Liest man die Äußerungen der Gegner und Apologeten der EU, wird man erkennen: Obige Skizze ist nur marginal überspitzt. Tatsächlich knüpfen sich heftigste Emotionen, Angst und Hoffnung an dieses eigentlich wenig glamouröse Projekt. Bei genauerem Hinsehen stellt man nämlich fest, dass es sich bei der EU in vielerlei Hinsicht um staubtrockene Maßnahmen und hochtechnische Institutionen handelt. Es geht darum, gemeinsam Dinge zu organisieren, wobei man versucht, so viel Nutzen zu stiften, dass der Einspruch gegen eine Maßnahme nicht zu heftig ausfällt. Und all das in einem Umfeld, in dem die Politiker der Mitgliedstaaten, große Unternehmen und Bürokraten um jeden Krümel des Kuchens streiten.

Ganz ehrlich: große Pläne sind unter solchen Umständen zum Scheitern verurteilt. 27 Staaten wie Rumänien, Schweden, Portugal, Luxemburg und Ungarn dazu zu bringen, einen europäischen Bundesstaat zu formen, ist wahrscheinlich ein Ding der Unmöglichkeit. Das bedeutet freilich nicht, dass nicht viele der Maßnahmen in der EU, die in Richtung Vergemeinschaftung laufen, trotzdem sehr gefährlich sein können. Das unüberschaubare Kuddelmuddel aus Regulierungen und Kompetenzen, das mittlerweile bei der EU zu finden ist, gefährdet nachhaltig das friedliche Miteinander und den Wohlstand für alle.

Die große Auseinandersetzung liegt deshalb nicht in der Endschlacht zwischen den Verteidigern nationalstaatlicher Souveränität und den Vorkämpfern einer bundesstaatlichen EU. Eigentlich muss es darum gehen, das großartige historische Erbe dieses Kontinents zu bewahren, das ihn zu einem weltweit sichtbaren Leuchtturm von Freiheit, Innovation und Lebensqualität gemacht hat, der seinesgleichen sucht. Das Fundament dieses Leuchtturms bildet das Prinzip der Vielfalt. Oder mit den Worten Wilhelm von Humboldts:

„Gerade die aus der Vereinigung mehrerer entstehende Mannigfaltigkeit ist das höchste Gut, welches die Gesellschaft gibt, und diese Mannigfaltigkeit geht gewiss immer in dem Grade der Einmischung des Staats verloren.“

Viele Gegner der EU verkennen, dass das ganze Elend, das sie zum Teil zurecht beklagen, seinen Anfang bereits im 19. Jahrhundert genommen hat. Denn die allerlängste Zeit in der Geschichte Europas war der Zentralstaat nicht das beherrschende Modell. Selbst die großen europäischen Reiche vom römischen über das deutsche bis hin zum britischen Empire waren meist bestrebt, Zentralisierung zu vermeiden und eine Vielfalt von Kulturen, Traditionen und Lebensweisen zu garantieren. Duldung und Toleranz waren zentral für deren Zusammenhalt. Und die unterschiedlichen Lösungen, die etwa die Kleinstaaten des deutschen Reiches ausprobierten, führten zu einem Lernprozess durch den Wettbewerb der Systeme.

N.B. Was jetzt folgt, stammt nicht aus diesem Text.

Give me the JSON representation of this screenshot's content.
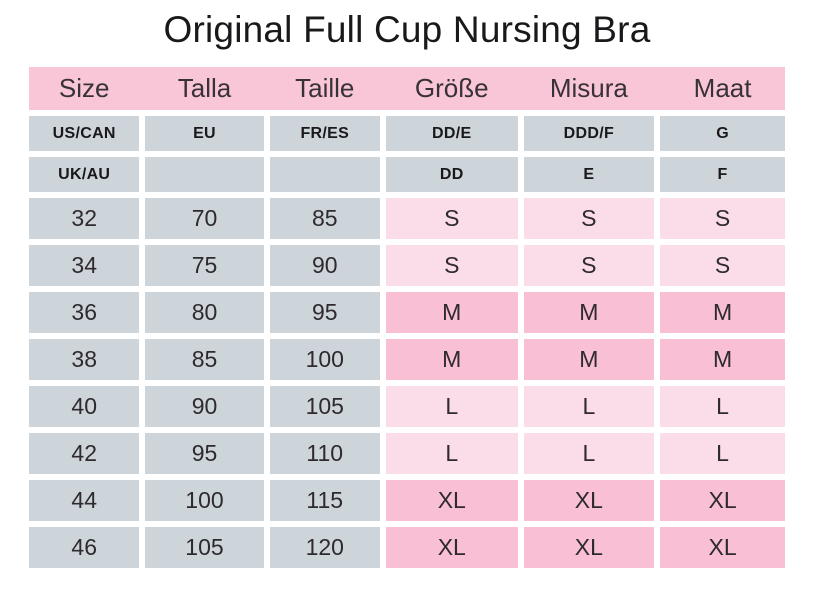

Erst mit dem Aufkommen des Konzepts der Nationalstaatlichkeit nahm das zentralstaatliche Modell in Europa richtig an Fahrt auf. Armeen und Sozialsysteme waren die Kernelemente
der Nationen. So konnte das große Wir der Nation gegen äußere Bedrohungen zusammenstehen und nach innen das große Wir der Volksgemeinschaft füreinander sorgen. Wer eine Nation schmieden will, tut das am besten in der Esse dieser beiden Ängste: vor übelwollenden Fremden und vor Not und Armut.

Armeen und Sozialsysteme bedürfen zentraler Organisation. Und es ist kein Wunder, dass gerade diese zwei Bereiche in der Debatte über die Zukunft der EU eine Schlüsselrolle spielen. Wer Zentralismus vermeiden will, muss besonders am Ast des Nationalstaats sägen. Wer sich über Brüssel ärgert, sollte nicht als Parole ausgeben „Mehr Macht nach London, Budapest oder Rom!“ Die teilweise oder vollständige Rückkehr zur nationalen Souveränität, wie sie Skeptiker und Gegner der EU fordern, ist nämlich nichts anderes als das, was die Bundesstaats-Freunde auf einer etwas größeren Ebene tun.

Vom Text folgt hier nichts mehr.